Um estudo preliminar de pesquisadores brasileiros mostra que o aroma prazeroso do café pode ser um elemento importante para reduzir o vício do tabagismo. Para os resultados, foram utilizados 60 fumantes, dos quais 30 inalaram fragrância de pó de café.
Ainda em 2014, os pesquisadores do Idor (Instituto D'Or de Pesquisa e Ensino) descobriram que a fragância do café ativa uma região específica do cérebro, que faz parte do sistema de recompensas, em especial o núcleo acumbens, estrutura cerebral que é ativada também com substâncias psicoativas, como a cocaína.
A pesquisadora do Idor e diretora científica da Café Consciência, startup de biotecnologia parceira do instituto, Silvia Oigman, explica que esse sistema de recompensas é ativado com atividades prazerosas, como escutar música, ter relações sexuais.
"É ativado por tudo que dá prazer, beber água inclusive, mas também é um sistema que pode ser mal utilizado por meio de substâncias psicoativas”, confirmou a pesquisadora.

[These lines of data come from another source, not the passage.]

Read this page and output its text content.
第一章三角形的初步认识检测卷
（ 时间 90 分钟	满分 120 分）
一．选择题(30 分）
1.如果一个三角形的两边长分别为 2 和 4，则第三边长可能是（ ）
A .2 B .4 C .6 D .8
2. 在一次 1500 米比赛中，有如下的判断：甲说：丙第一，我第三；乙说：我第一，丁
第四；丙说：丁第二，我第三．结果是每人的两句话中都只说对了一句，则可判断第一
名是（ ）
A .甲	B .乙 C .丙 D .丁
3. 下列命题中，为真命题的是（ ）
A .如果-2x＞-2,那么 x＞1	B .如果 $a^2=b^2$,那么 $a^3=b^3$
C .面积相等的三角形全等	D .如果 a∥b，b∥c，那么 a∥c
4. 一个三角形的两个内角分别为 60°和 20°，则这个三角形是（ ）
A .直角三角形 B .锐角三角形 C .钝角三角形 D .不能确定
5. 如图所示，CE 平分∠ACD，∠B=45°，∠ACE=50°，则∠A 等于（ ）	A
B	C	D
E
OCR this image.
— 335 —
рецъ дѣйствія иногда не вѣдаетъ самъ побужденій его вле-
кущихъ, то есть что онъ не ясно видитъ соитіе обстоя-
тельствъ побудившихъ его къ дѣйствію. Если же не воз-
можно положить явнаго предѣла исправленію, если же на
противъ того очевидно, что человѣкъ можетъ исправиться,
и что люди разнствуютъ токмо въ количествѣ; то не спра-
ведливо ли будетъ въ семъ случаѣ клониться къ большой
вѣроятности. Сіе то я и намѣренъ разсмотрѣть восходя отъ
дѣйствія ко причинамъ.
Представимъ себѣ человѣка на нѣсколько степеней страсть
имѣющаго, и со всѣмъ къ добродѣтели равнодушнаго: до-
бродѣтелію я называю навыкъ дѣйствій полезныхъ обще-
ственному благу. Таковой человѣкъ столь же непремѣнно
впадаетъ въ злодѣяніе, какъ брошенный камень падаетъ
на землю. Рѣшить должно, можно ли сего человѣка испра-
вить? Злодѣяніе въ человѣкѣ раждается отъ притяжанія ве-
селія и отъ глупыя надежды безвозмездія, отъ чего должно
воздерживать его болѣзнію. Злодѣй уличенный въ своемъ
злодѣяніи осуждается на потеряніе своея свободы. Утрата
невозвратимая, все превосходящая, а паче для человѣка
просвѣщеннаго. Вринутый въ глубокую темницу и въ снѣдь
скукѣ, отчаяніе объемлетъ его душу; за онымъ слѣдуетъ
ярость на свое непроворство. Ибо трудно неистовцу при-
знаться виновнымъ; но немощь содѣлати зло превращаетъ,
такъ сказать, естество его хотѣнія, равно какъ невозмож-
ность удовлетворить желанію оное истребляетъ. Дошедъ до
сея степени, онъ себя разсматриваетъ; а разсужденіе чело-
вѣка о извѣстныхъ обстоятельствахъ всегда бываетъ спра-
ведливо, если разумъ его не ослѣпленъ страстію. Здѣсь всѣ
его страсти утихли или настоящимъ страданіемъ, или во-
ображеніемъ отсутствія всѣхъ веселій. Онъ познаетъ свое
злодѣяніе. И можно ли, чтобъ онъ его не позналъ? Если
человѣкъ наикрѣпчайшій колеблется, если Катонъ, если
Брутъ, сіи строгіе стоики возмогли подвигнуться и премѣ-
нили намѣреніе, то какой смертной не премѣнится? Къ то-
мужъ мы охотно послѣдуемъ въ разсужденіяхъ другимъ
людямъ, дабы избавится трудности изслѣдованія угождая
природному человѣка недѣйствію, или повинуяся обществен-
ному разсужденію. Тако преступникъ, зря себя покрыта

Como o café ativou de forma intensa essa região do cérebro, os pesquisadores decidiram utilizar o aroma do café para substituir a vontade de fumar dos participantes de um segundo ensaio clínico pequeno, feito com 16 fumantes, em 2016. Esse ensaio serviu de base para o estudo mais amplo, realizado em 2022, com 60 fumantes, cujos resultados foram divulgados agora.
Resultados
Oigman informou, nessa segunda-feira (3), que da metade dos 60 fumantes expostos à fragrância do aroma do café, 50% fumaram logo depois que ocorreu a intervenção. Entre a outra metade dos participantes, que não inalou a fragrância do café, mas uma fragrância neutra à base de sabão, 73,3% voltaram a fumar.
A pesquisadora destaca que, apesar de ser um número expressivo, não é significativo, já que na prática, não houve uma diferença estatística. “Mas é um resultado considerado indicador de potencial dessa abordagem, inclusive porque era um ensaio clínico piloto. A gente estava fazendo um estudo prévio com a fragrância do pó do café. Não é a fragrância final que a gente espera empregar para um paciente de fato”.
Segundo ela , o ensaio clínico, produzido durante seis meses, foi importante para os pesquisadores encontrarem questões a serem resolvidas e fazer um novo ensaio de maior porte. Ainda, ela explica que existem aspectos que podem ter prejudicado o desempenho da fragância.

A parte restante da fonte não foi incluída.